TX2 - Intermittent CAN Bus-Off After Boot

We are seeing some intermittent CAN bus-off issues on our TX2 device.
This issue happens from every 1 in 3 boots to 1 in 50 boots.

We are able to reproduce this issue on a partial CAN bus containing only the TX2 and one STM32F0 device connected over CAN.
The TX2 and STM32F0 each have their own CAN transceiver.
Our power-on sequence guarantees the STM32F0 will be powered on at least 5 seconds before the TX2 is powered.

Here is a snippet of some logging captured while in the bus-off state.
sys_can is an alias we setup for the can0 peripheral.

[root@SRH901160966 ~]$ ip -details -statistics link show sys_can
6: sys_can: <NO-CARRIER,NOARP,UP,ECHO> mtu 16 qdisc prio state DOWN mode DEFAULT group default qlen 10
    link/can  promiscuity 0
    can state BUS-OFF (berr-counter tx 248 rx 127) restart-ms 0
    bitrate 1000000 sample-point 0.750
    tq 25 prop-seg 14 phase-seg1 15 phase-seg2 10 sjw 1
    mttcan: tseg1 2..255 tseg2 0..127 sjw 1..127 brp 1..511 brp-inc 1
    clock 40000000
    re-started bus-errors arbit-lost error-warn error-pass bus-off
    0          0          0          1          1          0
    RX: bytes  packets  errors  dropped overrun mcast
    24         3        0       2       0       0
    TX: bytes  packets  errors  dropped carrier collsns
    0          0        0       0       0       0
[root@SRH901160966 ~]$ dmesg | grep mttcan
[    9.517664] net can0: mttcan device registered (regs=ffffff8006ea2000, irq=422)
[    9.519608] net can1: mttcan device registered (regs=ffffff8006eac000, irq=423)
[    9.537301] mttcan c320000.mttcan pld_can: renamed from can1
[    9.631234] mttcan c310000.mttcan sys_can: renamed from can0
[   10.395848] mttcan c310000.mttcan sys_can: Bitrate set
[   10.403019] mttcan c320000.mttcan pld_can: Bitrate set
[   10.526789] mttcan_controller_config: ctrlmode 0
[   10.531510] mttcan c320000.mttcan pld_can: Bitrate set
[   10.537476] mttcan_controller_config: ctrlmode 0
[   10.542850] mttcan c310000.mttcan sys_can: Bitrate set
[   10.603679] mttcan c310000.mttcan sys_can: entered error warning state
[   10.610864] mttcan c310000.mttcan sys_can: entered error passive state
[   14.102163] mttcan c310000.mttcan sys_can: entered bus off state

Once in the bus-off state, manually bringing down the sys_can interface and reloading the mttcan driver with modprobe does not seem to help much.
It does clear the bus-off error but it quickly enters the bus-off state again due to more errors.

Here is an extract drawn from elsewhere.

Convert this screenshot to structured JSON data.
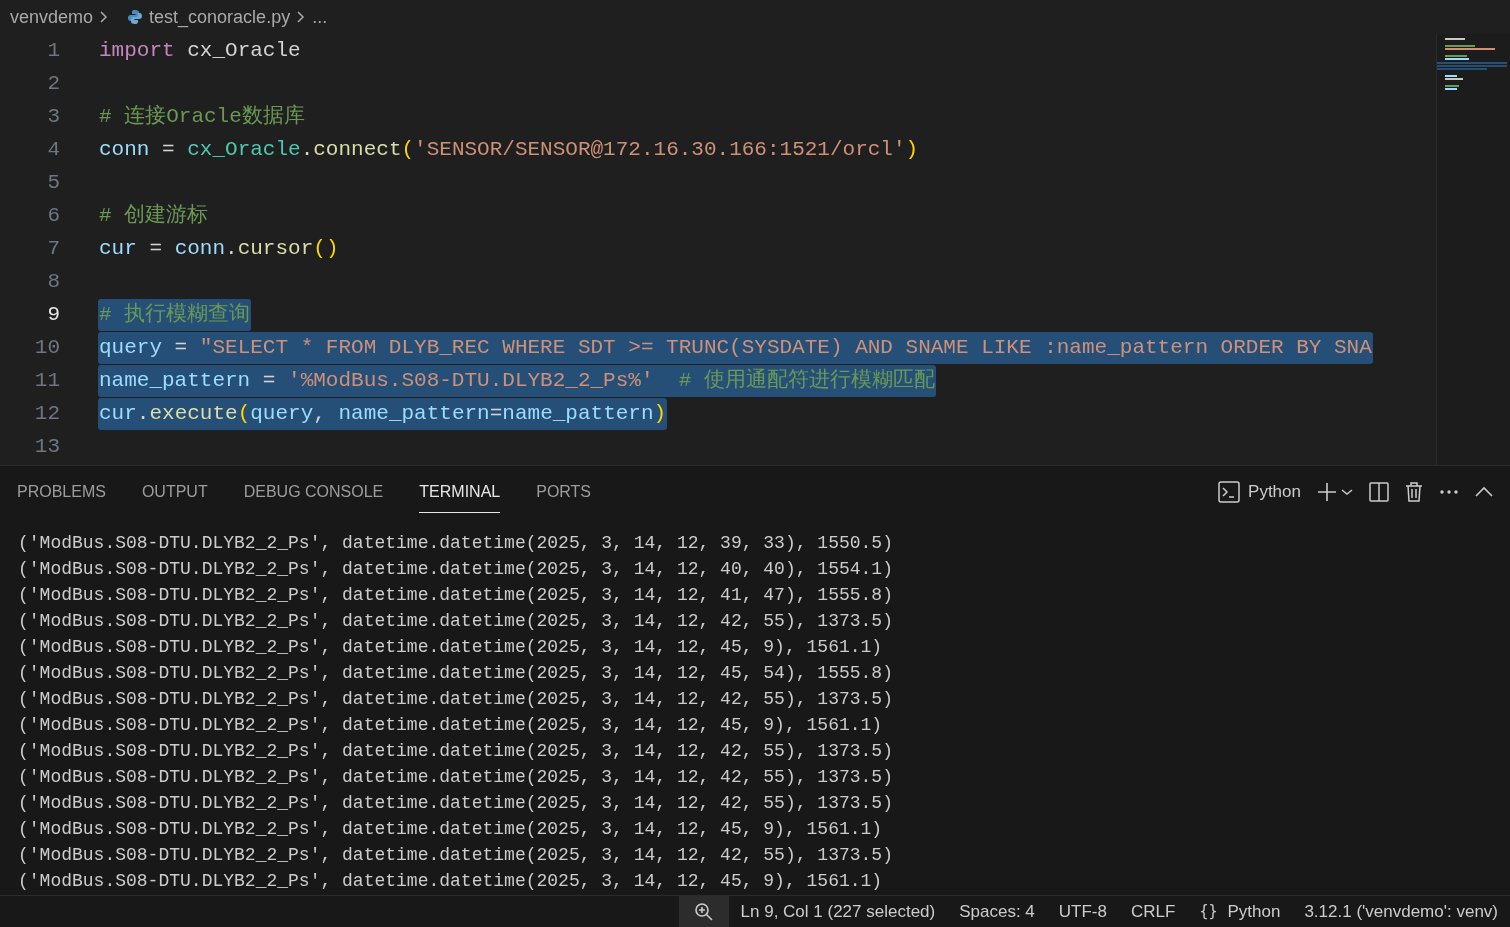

We have some oscilloscope plots of CAN_TX/CAN_RX for both good and bad boots, triggered on CAN frame errors.

The TX2 CAN_TX/CAN_RX are CH1 (yellow) and CH2 (green) respectively.
The STM32F0 CAN_TX/CAN_RX are CH3 (blue) and CH4 (purple) respectively.

We have noticed that the TX2 incorrectly (?) asserts CAN_TX low (bit 0) during the data portion of the CAN frame.
This happens on both good and bad boots but happens more on bad boots.

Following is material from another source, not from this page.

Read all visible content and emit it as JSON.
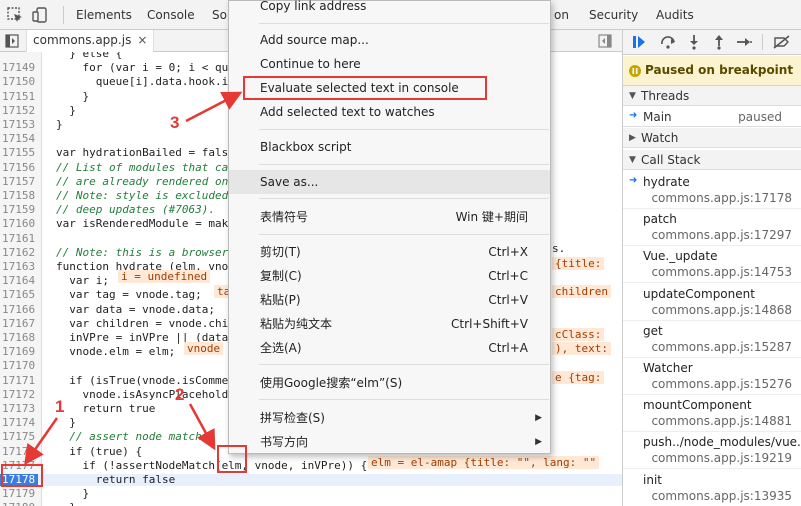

Bad-FlyerBott-seg-1.bmp (1.4 MB)

Any suggestions to debug or fix this issue would be appreciated.
Right now, we suspect one of two things:

  1. The TX2 is not using the configured bitrate of 1 Mbit for some reason, possibly due to internal clocks being in a bad state?

  2. In the mttcan driver, is it possible that the receiver is enabled before the driver is done configuring the clock rates etc.?
    Will it start generating and counting error frames toward its bus-off total before it is configured?
    Our system is currently based off an L4T-28 release.

Yes there is a issue with pllaon clock which is used as CAN clock parent on TX2. It has been fixed in our latest releases from R32.3 and above.
Can you move to latest release?

It is difficult for us to move to R32 right now, but something we are planning.
In the interim, is it possible to manually patch this issue?

We have access to the L4T-32.5 source. Is there a commit hash with the clock fix that I could cherry-pick onto L4T-28?
If not, do you know the relevant parts of the source code that have changed for the fix?

Hi john,
It is the change in MB1 binary which is a signed binary, you cannot just cherry-pick a commit.
It is also tricky to just replace MB1 binary of latest in old. Thus, we recommend to switch to latest L4T release.

Thanks! This is good information.
I have manually flashed to L4T-32.5 and it seems to have resolved the issue.

One final question hopefully, do you know if this is a regression introduced in a particular version of L4T?
Or has this been latent in all versions prior to L4T-32.3?

Sorry, I am not sure from which version it started. But I know it is fixed from R32.3

Some more observations:

  • On bad boots where CAN enters bus-off, the bitrate is 900 kbps as measured on a scope when set to 1 Mbps. Setting the bitrate to 1.1 Mbps and reloading mttcan seems to recover.

  • This may be a regression introduced in R28.4 mb1_prod.bin. We are able to use the R28.1 mb1_prod.bin with the R28.4 flashing tools and it seems to resolve the issue. We can no longer reproduce the intermittent bus off error.

We have not seen any issues so far using 28.1 mb1_prod.bin with the 28.4 flashing tools.
To be sure though, is there any risk in what we are doing?

hello john.chen1,

it’s okay to use the r28.1 mb1 binary for your development.
there’s boot related known issues which having workarounds, please refer to r28.4 release notes for more details.

This topic was automatically closed 60 days after the last reply. New replies are no longer allowed.